Le ton se durcit un peu plus entre Paris et Bamako. Jeudi 27 janvier, le ministre français des Affaires étrangères a critiqué une junte « illégitime », qui prend des « mesures irresponsables ». Réponse de son homologue malien Abdoulaye Diop, dans une interview exclusive RFI/ France 24 accordée à Christophe Boisbouvier et Marc Perelman : il condamne les propos du responsable français.
En exclusivité sur RFI et France 24, le chef de la diplomatie malienne ne mâche pas ses mots. En réaction à son homologue français Jean-Yves Le Drian, qui a dénoncé les mesures « irresponsables » des autorités « illégitimes » du Mali à propos de la demande de retrait des forces danoises, Abdoulaye Diop réplique que « ces insultes et ces propos empreints de mépris sont inacceptables et ne sont pas une preuve de grandeur ». Le ministre malien ajoute que son pays est prêt, le cas échéant, à dénoncer l’accord de défense conclu avec la France, parce que « certaines dispositions sont contraires à la Constitution et à la souveraineté du Mali ». Il en a demandé récemment la révision à Paris et « attend une réponse rapide de Paris ».
La junte malienne va-t-elle demander le départ des troupes françaises, comme elle l’a fait avec les forces spéciales danoises ? « Cette question n’est pas pour le moment sur la table », répond Abdoulaye Diop, qui précise : « Si une présence à un moment donné est jugée contraire aux intérêts du Mali, nous n’hésiterons pas à nous assumer, mais nous n’en sommes pas là. » Le dialogue est-il rompu entre MM. Diop et Le Drian ? « Dommage qu’on entende davantage Jean-Yves Le Drian sur les médias qu’ailleurs, dit Abdoulaye Diop, mais le Mali reste ouvert au dialogue.
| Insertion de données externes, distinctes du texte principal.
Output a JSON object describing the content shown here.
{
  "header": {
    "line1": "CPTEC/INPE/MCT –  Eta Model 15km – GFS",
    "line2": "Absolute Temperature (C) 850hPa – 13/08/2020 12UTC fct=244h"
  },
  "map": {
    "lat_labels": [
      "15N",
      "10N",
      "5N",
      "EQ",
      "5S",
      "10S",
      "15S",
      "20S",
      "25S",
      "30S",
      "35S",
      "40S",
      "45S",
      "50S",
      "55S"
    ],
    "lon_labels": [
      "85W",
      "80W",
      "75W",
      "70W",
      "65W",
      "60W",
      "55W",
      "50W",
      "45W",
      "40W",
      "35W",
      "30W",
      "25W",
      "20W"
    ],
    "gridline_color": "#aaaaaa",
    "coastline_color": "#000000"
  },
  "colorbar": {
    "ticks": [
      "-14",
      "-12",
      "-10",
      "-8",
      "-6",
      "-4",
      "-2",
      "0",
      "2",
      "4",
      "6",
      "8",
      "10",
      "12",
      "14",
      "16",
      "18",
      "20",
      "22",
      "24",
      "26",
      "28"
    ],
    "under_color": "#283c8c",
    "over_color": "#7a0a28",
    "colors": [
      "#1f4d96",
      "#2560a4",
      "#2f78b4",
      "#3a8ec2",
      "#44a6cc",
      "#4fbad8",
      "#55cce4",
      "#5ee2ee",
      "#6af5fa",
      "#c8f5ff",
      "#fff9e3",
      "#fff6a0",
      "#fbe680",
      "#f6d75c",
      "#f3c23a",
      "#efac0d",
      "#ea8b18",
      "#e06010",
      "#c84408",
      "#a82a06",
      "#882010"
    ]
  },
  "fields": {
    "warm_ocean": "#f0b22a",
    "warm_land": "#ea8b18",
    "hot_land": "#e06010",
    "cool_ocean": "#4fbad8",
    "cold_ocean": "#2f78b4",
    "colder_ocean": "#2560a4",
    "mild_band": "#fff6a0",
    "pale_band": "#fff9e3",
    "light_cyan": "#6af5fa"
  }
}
La France applaudit les coups d’État quand ils vont dans le sens de ses intérêts et les condamne quand ils vont dans un sens contraire à ses intérêts. » Le ministre malien pense-t-il au Tchad ? « Je ne pense à rien », répond-il, diplomatiquement…
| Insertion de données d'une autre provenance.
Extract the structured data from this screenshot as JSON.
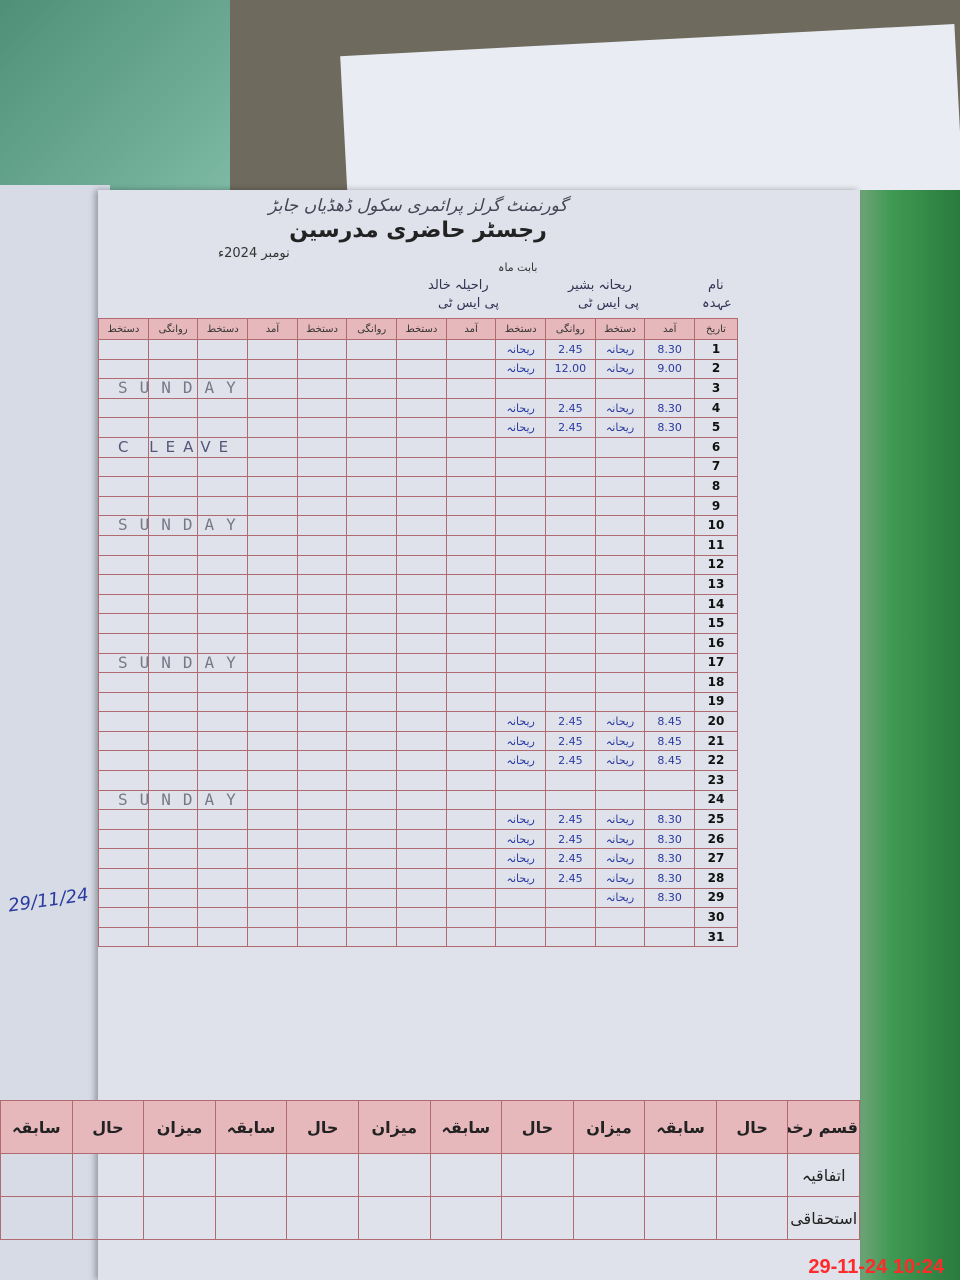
{
  "header": {
    "school_name": "گورنمنٹ گرلز پرائمری سکول ڈھڈیاں جابڑ",
    "title": "رجسٹر حاضری مدرسین",
    "month": "نومبر 2024ء",
    "month_label": "بابت ماہ",
    "name_label": "نام",
    "designation_label": "عہدہ",
    "teachers": [
      {
        "name": "ریحانہ بشیر",
        "designation": "پی ایس ٹی"
      },
      {
        "name": "راحیلہ خالد",
        "designation": "پی ایس ٹی"
      }
    ]
  },
  "columns": [
    "تاریخ",
    "آمد",
    "دستخط",
    "روانگی",
    "دستخط",
    "آمد",
    "دستخط",
    "روانگی",
    "دستخط",
    "آمد",
    "دستخط",
    "روانگی",
    "دستخط"
  ],
  "rows": [
    {
      "date": "1",
      "in": "8.30",
      "sig_in": "ریحانہ",
      "out": "2.45",
      "sig_out": "ریحانہ"
    },
    {
      "date": "2",
      "in": "9.00",
      "sig_in": "ریحانہ",
      "out": "12.00",
      "sig_out": "ریحانہ"
    },
    {
      "date": "3",
      "in": "",
      "sig_in": "",
      "out": "",
      "sig_out": ""
    },
    {
      "date": "4",
      "in": "8.30",
      "sig_in": "ریحانہ",
      "out": "2.45",
      "sig_out": "ریحانہ"
    },
    {
      "date": "5",
      "in": "8.30",
      "sig_in": "ریحانہ",
      "out": "2.45",
      "sig_out": "ریحانہ"
    },
    {
      "date": "6",
      "in": "",
      "sig_in": "",
      "out": "",
      "sig_out": ""
    },
    {
      "date": "7",
      "in": "",
      "sig_in": "",
      "out": "",
      "sig_out": ""
    },
    {
      "date": "8",
      "in": "",
      "sig_in": "",
      "out": "",
      "sig_out": ""
    },
    {
      "date": "9",
      "in": "",
      "sig_in": "",
      "out": "",
      "sig_out": ""
    },
    {
      "date": "10",
      "in": "",
      "sig_in": "",
      "out": "",
      "sig_out": ""
    },
    {
      "date": "11",
      "in": "",
      "sig_in": "",
      "out": "",
      "sig_out": ""
    },
    {
      "date": "12",
      "in": "",
      "sig_in": "",
      "out": "",
      "sig_out": ""
    },
    {
      "date": "13",
      "in": "",
      "sig_in": "",
      "out": "",
      "sig_out": ""
    },
    {
      "date": "14",
      "in": "",
      "sig_in": "",
      "out": "",
      "sig_out": ""
    },
    {
      "date": "15",
      "in": "",
      "sig_in": "",
      "out": "",
      "sig_out": ""
    },
    {
      "date": "16",
      "in": "",
      "sig_in": "",
      "out": "",
      "sig_out": ""
    },
    {
      "date": "17",
      "in": "",
      "sig_in": "",
      "out": "",
      "sig_out": ""
    },
    {
      "date": "18",
      "in": "",
      "sig_in": "",
      "out": "",
      "sig_out": ""
    },
    {
      "date": "19",
      "in": "",
      "sig_in": "",
      "out": "",
      "sig_out": ""
    },
    {
      "date": "20",
      "in": "8.45",
      "sig_in": "ریحانہ",
      "out": "2.45",
      "sig_out": "ریحانہ"
    },
    {
      "date": "21",
      "in": "8.45",
      "sig_in": "ریحانہ",
      "out": "2.45",
      "sig_out": "ریحانہ"
    },
    {
      "date": "22",
      "in": "8.45",
      "sig_in": "ریحانہ",
      "out": "2.45",
      "sig_out": "ریحانہ"
    },
    {
      "date": "23",
      "in": "",
      "sig_in": "",
      "out": "",
      "sig_out": ""
    },
    {
      "date": "24",
      "in": "",
      "sig_in": "",
      "out": "",
      "sig_out": ""
    },
    {
      "date": "25",
      "in": "8.30",
      "sig_in": "ریحانہ",
      "out": "2.45",
      "sig_out": "ریحانہ"
    },
    {
      "date": "26",
      "in": "8.30",
      "sig_in": "ریحانہ",
      "out": "2.45",
      "sig_out": "ریحانہ"
    },
    {
      "date": "27",
      "in": "8.30",
      "sig_in": "ریحانہ",
      "out": "2.45",
      "sig_out": "ریحانہ"
    },
    {
      "date": "28",
      "in": "8.30",
      "sig_in": "ریحانہ",
      "out": "2.45",
      "sig_out": "ریحانہ"
    },
    {
      "date": "29",
      "in": "8.30",
      "sig_in": "ریحانہ",
      "out": "",
      "sig_out": ""
    },
    {
      "date": "30",
      "in": "",
      "sig_in": "",
      "out": "",
      "sig_out": ""
    },
    {
      "date": "31",
      "in": "",
      "sig_in": "",
      "out": "",
      "sig_out": ""
    }
  ],
  "sunday_text": "SUNDAY",
  "leave_text": "C LEAVE",
  "signature": {
    "text": "29/11/24"
  },
  "leave_summary": {
    "headers": [
      "قسم رخصت",
      "حال",
      "سابقہ",
      "میزان",
      "حال",
      "سابقہ",
      "میزان",
      "حال",
      "سابقہ",
      "میزان",
      "حال",
      "سابقہ"
    ],
    "row_labels": [
      "اتفاقیہ",
      "استحقاقی"
    ]
  },
  "timestamp": "29-11-24  10:24",
  "colors": {
    "header_pink": "#e7b8bb",
    "rule_red": "#b06a70",
    "ink_blue": "#2a3aa0",
    "stamp_red": "#ff2a2a"
  }
}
Pour l’instant, la junte malienne se donne un mandat de cinq ans avant de rendre le pouvoir aux civils, mais le chef de la diplomatie malienne n’écarte pas une réduction de la durée de cette transition. La junte pourrait-elle accepter une transition de seize mois, comme le propose le président algérien Abdelmajid Tebboune ? « Nous ne nous focalisons pas sur une durée de seize mois, deux ans ou trois ans à ce stade, mais nous voulons qu’on regarde ce qui est important pour le peuple malien », répond Abdoulaye Diop. Enfin, le ministre malien appelle la Cédéao à plus de souplesse à l’égard de son pays. Pour lui, le coup d’État du 24 janvier au Burkina est la preuve que les sanctions Cédéao du 9 janvier contre le Mali ont été « inefficaces ».